Perhaps this letter stems from something else – namely, the question of whether I really know who you are. This is a question that lovers ask themselves all the time, of course, and is fodder for many romantic novels. But my wonderment stems from something different.
The other day I was thinking about the word ‘choreography’. Consider the etymology of that word. The word choreography is a fusion of two Greek concepts – ‘chore’ and ‘grafein’. The one signifies ‘choir’ or ‘troupe’, the other ‘to write’. At first sight this a perfectly natural combination. What choreographers do, in this definition, is ‘draft movements’ – it is a form of writing.
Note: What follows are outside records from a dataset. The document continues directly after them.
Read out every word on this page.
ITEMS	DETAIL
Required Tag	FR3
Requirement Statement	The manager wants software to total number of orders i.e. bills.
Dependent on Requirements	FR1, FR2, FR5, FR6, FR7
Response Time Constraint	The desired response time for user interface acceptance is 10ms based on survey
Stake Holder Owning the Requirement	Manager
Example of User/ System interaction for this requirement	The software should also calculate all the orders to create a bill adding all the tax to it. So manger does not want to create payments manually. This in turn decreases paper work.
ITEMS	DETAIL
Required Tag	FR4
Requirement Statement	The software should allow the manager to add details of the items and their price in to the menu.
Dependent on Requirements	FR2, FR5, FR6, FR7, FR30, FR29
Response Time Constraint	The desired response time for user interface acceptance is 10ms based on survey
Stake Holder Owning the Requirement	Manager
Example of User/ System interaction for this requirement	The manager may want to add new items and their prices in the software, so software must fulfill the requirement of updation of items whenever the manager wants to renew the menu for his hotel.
Things get more fascinating, however, when we look at the word ‘chore’ and what its original meaning was in Ancient contexts. The ‘choir’ was not only a spectator to a tragedy. Most importantly, it was a commentator, someone who judged from an objective, third-person standpoint on the troubles of the protagonists. The choir thus has a deeply critical function: it manages to see through the illusions of the great heroes. It is no surprise that the choir also has a popular feel to it: we here witness the people commenting on their superiors. ‘Choreography’, in this sense, is a mode of politics insofar as it includes the question how to organise a multitude. Choreography is about writing the ‘people’.
Maybe we can also think of choreography in a more conventional way. Choreography is always an attempt at ‘incarnating’ an abstraction, embodying an idea. Yet even here, there always is a latent politics to dancing. By insisting that people undertake movements together, that they organise their time and space together, choreographers are already posing acts that are potentially political.